Cécile B. Evans’ stand alone installation, “Something Tactical is Coming,” generates a deliciously satisfying SciFi dystopian theatricality. The bulk of the installation at Chateau Shatto is comprised of a production set from the second episode of her three-part video series “Amos’ World.” Effectively divided into two spaces, the installation delivers the fictitious architectural office interior of Amos, the character for whom the series is named. On the obverse side of the structure, a frame of wood studs and unfinished hardboard, the episode is story-boarded with a loosely schematic narrative scrawled in Sharpie and a lattice of small video screens (without audio) broadcasting rushes; that is, extra scene footage not used in the final cut.
Evans’ projects typically explore the darker side of human systems and infrastructure, in which she extrapolates ideas to their logical ends—with a healthy dose of ironic wit. Here, and in “Amos’ World,” she takes on the Utopian aspirations of Modernist architecture. Amos could be modeled after any number of Modern architects articulating a grand vision for idealized urban life. The most prominent example would be Le Corbusier, the designer behind the L’unite D’habitation in Marseille—a building of modular housing units adhering to Le Corbusier’s notions of aesthetics, communal living and harmonious existence with nature.

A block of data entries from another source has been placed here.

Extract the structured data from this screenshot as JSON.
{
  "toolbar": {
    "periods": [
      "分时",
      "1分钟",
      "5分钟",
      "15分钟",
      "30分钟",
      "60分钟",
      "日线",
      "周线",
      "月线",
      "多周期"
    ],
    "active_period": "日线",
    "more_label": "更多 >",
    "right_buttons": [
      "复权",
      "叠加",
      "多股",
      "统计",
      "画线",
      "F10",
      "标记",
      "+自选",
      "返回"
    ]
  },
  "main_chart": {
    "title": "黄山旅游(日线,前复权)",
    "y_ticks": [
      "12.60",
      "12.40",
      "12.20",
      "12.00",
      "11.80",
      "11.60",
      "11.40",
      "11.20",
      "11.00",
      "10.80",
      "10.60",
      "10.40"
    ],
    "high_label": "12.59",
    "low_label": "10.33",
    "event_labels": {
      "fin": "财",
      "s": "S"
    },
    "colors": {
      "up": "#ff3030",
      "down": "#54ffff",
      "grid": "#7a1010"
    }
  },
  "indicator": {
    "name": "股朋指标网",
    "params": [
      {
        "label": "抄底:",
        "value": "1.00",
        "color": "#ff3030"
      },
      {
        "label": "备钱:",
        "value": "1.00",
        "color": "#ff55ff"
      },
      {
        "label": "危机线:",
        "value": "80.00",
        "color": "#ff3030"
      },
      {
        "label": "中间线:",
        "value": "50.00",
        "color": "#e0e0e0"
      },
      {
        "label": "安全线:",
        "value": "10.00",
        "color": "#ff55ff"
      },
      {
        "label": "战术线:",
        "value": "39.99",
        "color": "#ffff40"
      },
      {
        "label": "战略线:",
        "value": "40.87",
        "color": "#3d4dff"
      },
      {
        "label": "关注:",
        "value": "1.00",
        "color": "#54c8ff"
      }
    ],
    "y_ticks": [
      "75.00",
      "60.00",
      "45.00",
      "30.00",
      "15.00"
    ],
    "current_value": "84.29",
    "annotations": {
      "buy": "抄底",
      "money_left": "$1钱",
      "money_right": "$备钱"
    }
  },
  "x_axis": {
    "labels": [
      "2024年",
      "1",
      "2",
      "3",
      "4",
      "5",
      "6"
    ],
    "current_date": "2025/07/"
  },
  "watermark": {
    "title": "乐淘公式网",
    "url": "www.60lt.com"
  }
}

Even without the complete video of episode 2, the installation, its title derived from a foreboding line in the story, takes on an absorbingly world-building aspect, echoing SciFi literature and film, and conversely, failed idealism. The loosely sketched narrative with its B-movie campiness and darkly Orwellian overtones offers the satisfaction of fright-film goose bumps and the familiar ring of a ghost story.
Affixed to the gallery walls, two illustrations of human figures, which look as if they have been taken from an architectural standards book from the 1950s, indicate guidelines for designing to human scale. These drawings are attached to empty server housings—the computer infrastructure that digitizes, stores and serves up the virtual analog of human thoughts, memories and experience.
The artist asserts that the systems humans develop tend to shape humanity in turn, a theme that can also be evidenced in the installation’s video fragments, the rushes from “Amos’ World,” where puppeteers dressed in Chroma key blue manipulate Amos—Evans’ archetypal designer, personified as a puppet
The argument could be made that the reconstructed set from “Amos’ World” demystifies the video and dilutes its world-building, turning the project into an engineering problem and making precious the artifacts of the art-making process, to the detriment of the art itself. There is some merit to this view, yet Evans doesn’t appear to be interested in world-building so much as unraveling the logic of world-building—whether applied to a model of Utopian architectural as seen here, or as in many of her other projects, which comment on the alienating effects of technology. Her work is trenchant commentary, albeit with lots of cheek.